The Chicago Housing Authority picked another developer to take on one of the city’s most storied pieces of real estate, replacing a team that collapsed under financing woes.
Evergreen Real Estate Group and KLEO Enterprises, working as Cabrini New Vision, will lead redevelopment of a 7-acre site at Clybourn Avenue and Larrabee Street, near the footprint of the demolished Cabrini-Green towers, the Chicago Sun-Times reported. The housing authority approved the plan last week, several months after Hunt Development Group and its partners abandoned the deal when they couldn’t secure funding, according to the CHA.
The property, at 1450 North Larrabee Street, is a wedge-shaped parcel once home to Near North High School, which closed in 2001 and was demolished last year. The last Cabrini-Green high-rise came down in 2011, clearing the way for a redevelopment process that has sputtered for more than a decade.
The location is slated for mixed-income housing, with at least 180 CHA-subsidized units under a long-term lease. The previous team proposed 750 units, then pivoted to a 480-unit mid-rise plan, but failed to secure financing.
KLEO founder Torrey Barrett was previously part of Imagine Development, a partner on Hunt’s failed bid. Imagine has since dissolved, but Barrett said the Cabrini opportunity pushed him to team up again, this time with Evergreen. The duo recently completed the Auburn Gresham Apartments on the South Side, turning city-owned land into affordable housing.

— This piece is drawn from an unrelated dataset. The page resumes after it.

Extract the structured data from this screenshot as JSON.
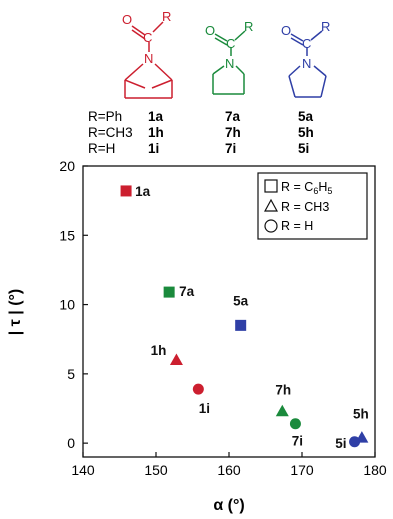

Evergreen, which has built CHA-backed projects across Chicago for more than a decade, is making its first foray into redeveloping a former public housing site. Director of Development David Block said the team intentionally structured a different proposal from Hunt’s, mindful of interest rate volatility and shifting construction costs that have tripped up recent projects.
The plan calls for roughly 450 rental apartments spread across four buildings, with 180 units subsidized by the CHA, plus another 75 condos and townhomes. Market-rate housing makes up a larger share than Hunt’s proposal, which Block said is a reflection of Chicago’s resilient rental market compared to overheated boomtowns like Austin.
Financing is the central hurdle. Evergreen and KLEO expect to layer low-income housing tax credits, tax-increment financing, grants and other subsidies to make the project feasible. The developers are also eyeing ways to expand the number of for-sale townhomes on site.
The project would mark the most significant addition of housing at the Cabrini-Green site since the CHA began demolishing the infamous towers more than 20 years ago.